Марианна лезет в карман больничного халата. Как там поместилась косметичка гигантского размера? Протягивает «зеленой Шанели» палочку малинового цвета: «Держи, дарю… Можешь не возвращать, я скажу, чтобы мне еще принесли».
Поработать, что ли? Только села на кровать за ноут, слышу крики в коридоре. Вставать и идти смотреть – лень, придет «Хармс», все расскажет.
– Ваа-а-ще!.. – влетает «Хармс». – Эта стоит, мля, марафет наводит, а тут старшая медсестра. Входит в сортир, значит. «Иди, – грит, – тебя завотделением зовет». А эта, ва-аще… с понтом так грит: «Она сама ко мне ходила и подарки носила». Наша эсэсовка челюсть отвесила, а эта подходит так к стулу, садится… Сигарету с понтом вытягивает, закуривает. «Если ей надо, пусть сюда идет», – грит.
Тут же в отделение входят три квадратных санитара. Выводят Марианну из салона, та безропотно ложится на свою раскладушку, ей вкалывают укол. Марианна встает и походкой «девушки, познавшей любовь», идет по коридору со словами: «Таким ребятам жопу свою показать – одно удовольствие, хорошие мужики, вежливые, не вяжут…»
– А меня вязали, – тут же вставляет слово «зеленая Шанель», видимо, и впрямь поверившая в новый авторитет и непременно в «ногти, приклеенные взад».
– Н-да? Раз-з-з-беремся! – рявкает Марианна и идет назад к раскладушке, видно, что уже почти бредет, еле переступает ногами, сейчас свалится и заснет, бедняга, после укола, и кто скажет, нужен ей был этот укол или нет.
Нашего ангела Алю сегодня страшно колотит. Ни разу не видела ее такой, в глазах стоит страх, почти ужас, пальцы трясутся. Еще накануне за ужином я спросила:
– Аля, почему у тебя пальцы дрожат?
– У меня тремор, – ответила наш ангел.
– Почему?
– Врача нет, а я чувствую, мне схему не ту назначили. Мне схему надо поменять. У меня сегодня тревога весь день, а ночью я так плакала.
– Аль, хочешь поговорим, отчего у тебя внезапно тревога?
– Лена, ни от чего, я говорю вам, мне новая схема не пошла. Мне так плохо. Опять голоса начались. Мне страшно, Лена!
Я смотрю на этого ребенка, двадцатипятилетнюю дурочку, которая еще пару дней назад, казалось, уверенно шла на поправку. Мы говорили о том, как ей нарастить вокруг себя заборчик потолще, необходимый для суровой жизни за стенами больницы, она смеялась, соглашалась, давала слово работать над собой, не реагировать на всякую чушь, не расстраиваться.
Алечке папа присылает с водителем фрукты, особенно любит девочка маракуйю и личи. Когда ее заставляют выносить помойку или прикатить из пищеблока тележки с судками и бидонами, Аля выходит на улицу в сапожках «Гермес».

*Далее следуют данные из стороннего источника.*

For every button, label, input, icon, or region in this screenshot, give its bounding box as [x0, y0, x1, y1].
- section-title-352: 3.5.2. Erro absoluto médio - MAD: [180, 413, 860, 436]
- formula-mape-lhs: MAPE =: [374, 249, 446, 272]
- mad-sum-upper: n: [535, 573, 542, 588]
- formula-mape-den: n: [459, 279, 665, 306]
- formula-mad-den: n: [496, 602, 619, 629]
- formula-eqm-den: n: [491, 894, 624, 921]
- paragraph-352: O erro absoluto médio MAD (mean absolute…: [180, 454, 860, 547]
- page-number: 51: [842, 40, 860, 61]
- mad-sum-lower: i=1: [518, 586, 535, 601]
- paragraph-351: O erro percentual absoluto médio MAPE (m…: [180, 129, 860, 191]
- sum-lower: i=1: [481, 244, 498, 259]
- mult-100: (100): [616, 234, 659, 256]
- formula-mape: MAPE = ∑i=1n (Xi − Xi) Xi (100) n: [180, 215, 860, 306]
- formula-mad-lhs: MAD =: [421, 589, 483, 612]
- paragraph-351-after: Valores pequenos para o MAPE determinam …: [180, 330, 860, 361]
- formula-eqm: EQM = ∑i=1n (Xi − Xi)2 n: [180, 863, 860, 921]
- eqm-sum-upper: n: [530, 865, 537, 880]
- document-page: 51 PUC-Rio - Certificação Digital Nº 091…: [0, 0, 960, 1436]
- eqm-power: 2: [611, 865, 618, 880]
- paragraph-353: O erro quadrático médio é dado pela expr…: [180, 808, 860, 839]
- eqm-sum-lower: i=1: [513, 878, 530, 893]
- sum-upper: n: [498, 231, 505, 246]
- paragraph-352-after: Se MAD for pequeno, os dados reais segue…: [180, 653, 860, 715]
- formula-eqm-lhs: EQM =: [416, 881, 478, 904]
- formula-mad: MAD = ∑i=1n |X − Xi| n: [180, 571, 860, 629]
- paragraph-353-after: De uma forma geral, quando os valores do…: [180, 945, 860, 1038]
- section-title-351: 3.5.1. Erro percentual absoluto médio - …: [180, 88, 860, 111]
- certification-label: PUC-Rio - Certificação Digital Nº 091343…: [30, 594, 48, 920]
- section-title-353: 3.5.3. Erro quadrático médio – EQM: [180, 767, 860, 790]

Сейчас у нее тремор, голова снова вжата в сутулые плечи. Аля не хочет расставаться со своей болезнью, без нее она останется совсем одна. Лучше бы папа сам к ней приезжал, без фруктов… Лучше бы он не покупал ей сапоги, а занялся бы лет десять назад ее головой. Или просто любил бы?

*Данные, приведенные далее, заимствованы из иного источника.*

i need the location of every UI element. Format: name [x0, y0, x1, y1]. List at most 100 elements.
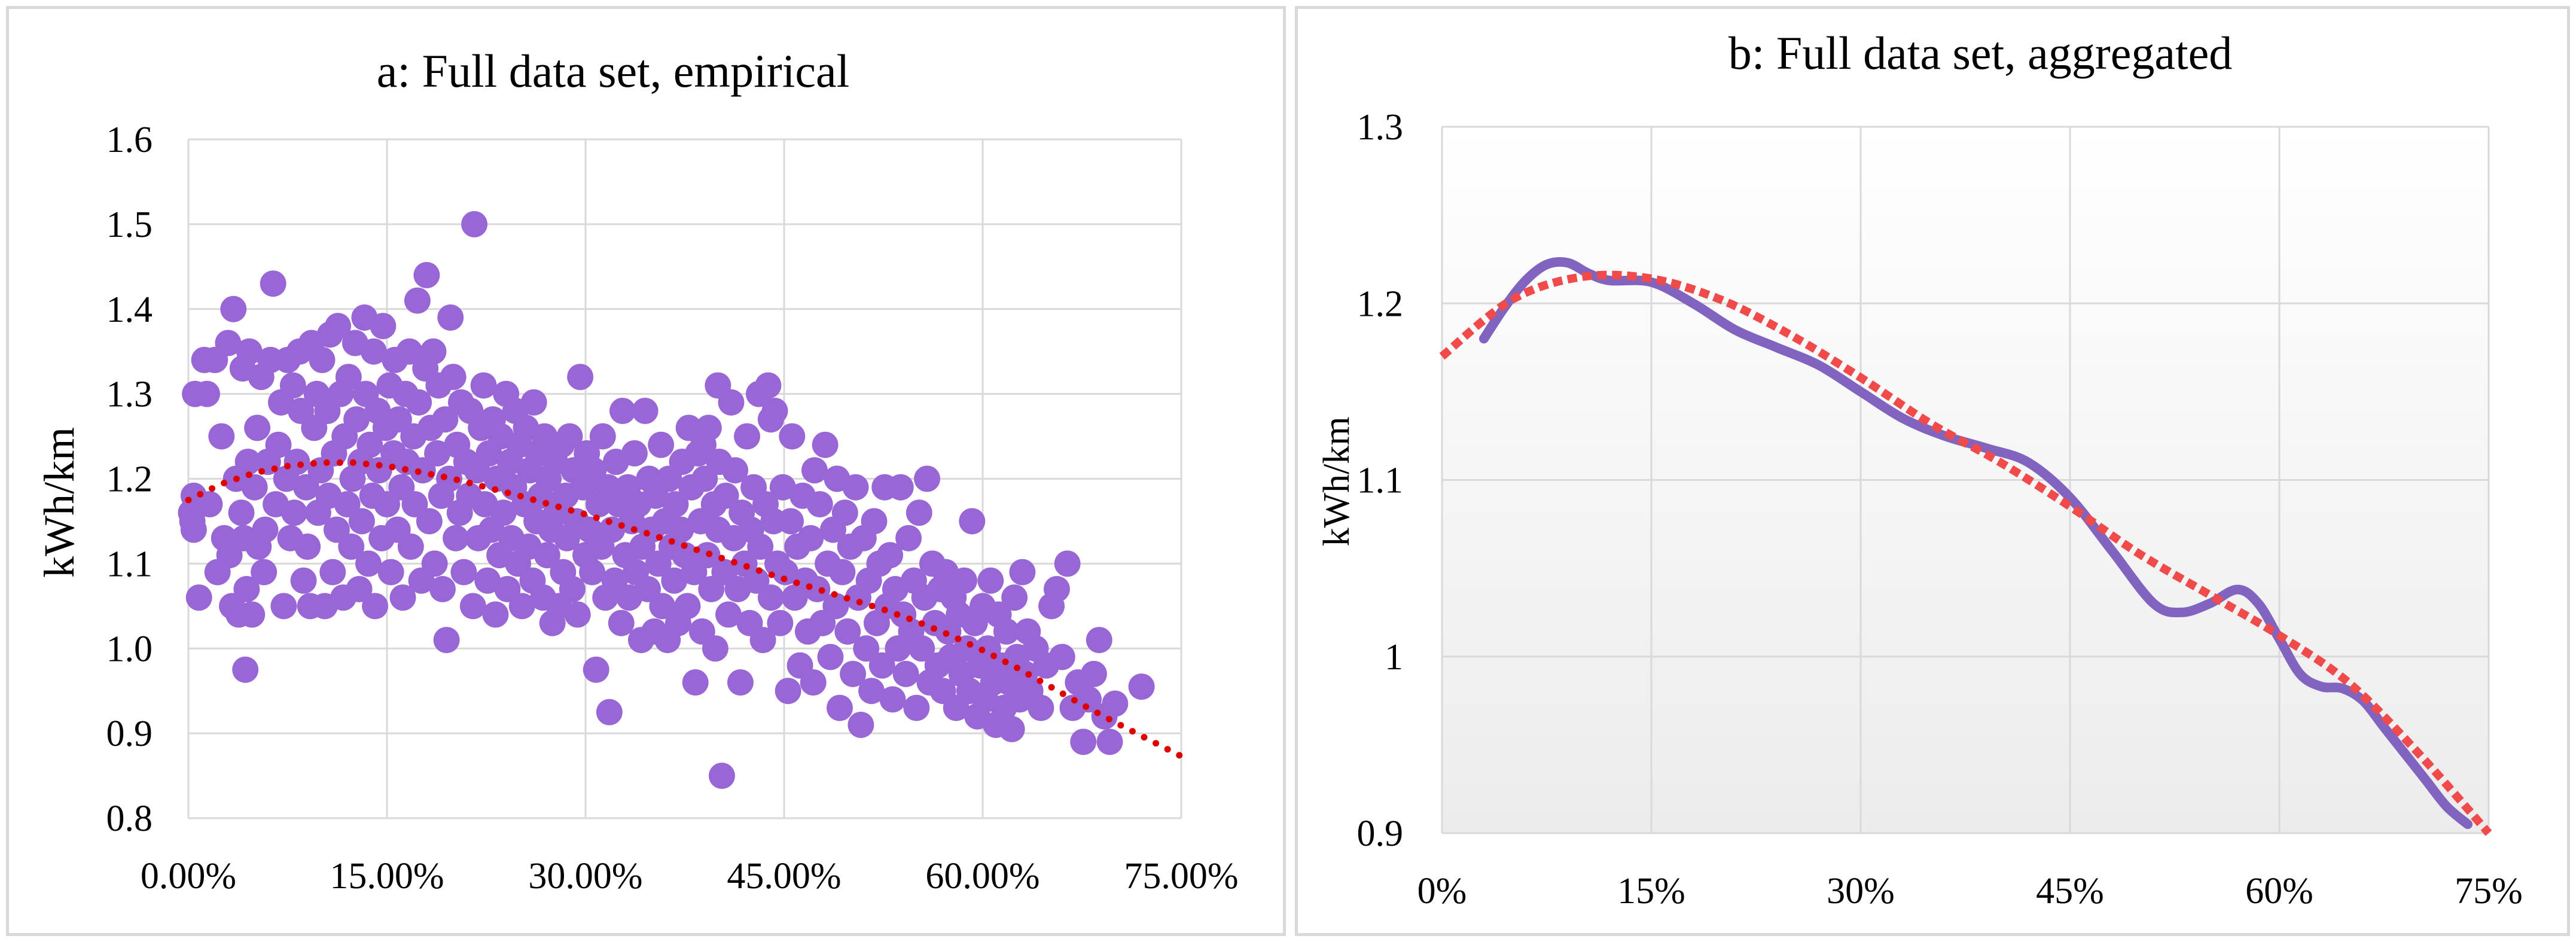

– Мой папа все может. Он… Лена… вы не представляете, какие у него связи. Я закину удочку, может, он вам поможет. Мне так хочется, чтобы у вас все было хорошо. Вы такая сильная, но вам надо помочь. Я обязательно через водителя передам папе, – Аля многозначительно смотрит мне в лицо, не мигая. В ее глазах страх и тревога. Отходит от меня, закуривает. Стоит столбиком, не шевелясь, подняв плечи, как бы закрывая себя от мира.